This case generated a good deal of debate. One participant strongly defended the minority position that Slater should, on principle, refuse to review a competitor’s paper, thus avoiding the slippery slope outlined in the case. The editor from Science said he tried to avoid situations like this in assigning referees. One group suggested contacting the editor about the situation. The majority thought Slater should review the paper if he honestly thought he could be fair, but also recognized the ethical labyrinth he was entering by doing so. Most groups agreed that it was permissible to let a graduate student help with reviews. But one participant thought it was solely Slater’s responsibility. One group said it was wrong in this case because of how close the research was to Parker’s.

Most groups thought Slater and Parker could only use the protocol if they obtained permission from the rejected authors. Collaboration might be possible. One participant argued that it was okay to use the technique because the authors had not protected their intellectual property rights on it. Another disagreed, calling it “theft, pure and simple.”

That debate revealed opposing ideals regarding credit in basic scientific and industrially-oriented research, which became a theme in the next two sessions.

IV. Intellectual Property (Tuesday afternoon)

Scenario 5: “Managing Intellectual Property” (written by Ernie Davis).

Three graduate students–Juan Silvia, Philip Dunston, and Tonya Wilkes–work on a MEMS fabrication process in the laboratory of Dr. Samuel Baker. They have executed his plans to perfection, and the results look promising. Baker assigns another graduate student, Renee Armstrong, to help write the article with the overworked students. She discovers some small inconsistencies in the data, which leads to modifications of the new process. Before sending the article to a journal, Baker lists himself and the original three graduate students as inventors on an inventor disclosure statement. In preparing a patent application, Baker discovers that an obscure journal from an unaccredited, small college has published similar findings. He decides not to acknowledge this in the patent application. The patent is invalidated when the Patent Office discovers the prior art. Baker continues developing his project, resigns from the university, and starts his own company that utilizes the MEMS process improvement.

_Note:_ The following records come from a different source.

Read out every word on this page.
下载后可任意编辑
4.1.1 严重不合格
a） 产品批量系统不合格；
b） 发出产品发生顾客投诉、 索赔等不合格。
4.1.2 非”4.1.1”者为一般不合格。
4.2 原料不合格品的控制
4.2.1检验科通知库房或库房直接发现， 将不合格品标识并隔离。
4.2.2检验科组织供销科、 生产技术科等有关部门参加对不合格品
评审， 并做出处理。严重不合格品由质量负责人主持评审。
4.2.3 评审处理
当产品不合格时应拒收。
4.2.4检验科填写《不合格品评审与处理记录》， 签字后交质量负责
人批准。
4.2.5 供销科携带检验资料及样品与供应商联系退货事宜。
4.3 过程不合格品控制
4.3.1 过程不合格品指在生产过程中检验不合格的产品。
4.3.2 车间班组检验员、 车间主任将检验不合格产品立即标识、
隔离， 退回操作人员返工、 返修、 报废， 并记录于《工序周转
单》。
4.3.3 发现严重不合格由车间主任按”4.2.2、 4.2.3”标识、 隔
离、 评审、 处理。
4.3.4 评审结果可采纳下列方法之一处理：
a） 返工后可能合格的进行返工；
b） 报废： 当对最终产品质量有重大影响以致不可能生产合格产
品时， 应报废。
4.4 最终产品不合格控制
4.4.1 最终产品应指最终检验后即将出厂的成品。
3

Because few people at the workshop knew enough intellectual property law to comment knowledgeably, Davis led the group through his interpretation of the law in the case. All inventors were properly identified–an important issue because a patent can be overturned if inventors are improperly identified. The onus is on Baker to disclose all prior work, no matter where it is published. Baker does not have the right to start a company with the technology he developed at a university, without obtaining permission from its technology transfer office.

One participant strongly disagreed with Davis’s wish that all scientific and engineering research results should be screened for IP by a tech-transfer office. The policy would tend to make intellectual property, rather than basic science, the goal of university research. Another participant agreed, but thought there was not enough screening for IP as it is. Others said the university was moving in this direction in any event. The Cornell Research Foundation served the interests of the research community by using part of its proceeds to fund research at the university.

Several graduate students commented that this session opened their eyes to the potential commercial value of their research and the necessity for keeping careful records on it.

V. Industrial Research (Tuesday afternoon)

Dr. Kathy Vaeth, Research Scientist at Eastman Kodak, briefly compared ethical issues in university and industrial research. She observed that many of the issues brought up at the workshop would not have even come up where she worked. Her company enforces strict policies on dealing with outside researchers, refereeing competitors, and so forth, in order to protect its intellectual property rights and avoid lawsuits.

VI. Recommendations and Comments (Tuesday afternoon)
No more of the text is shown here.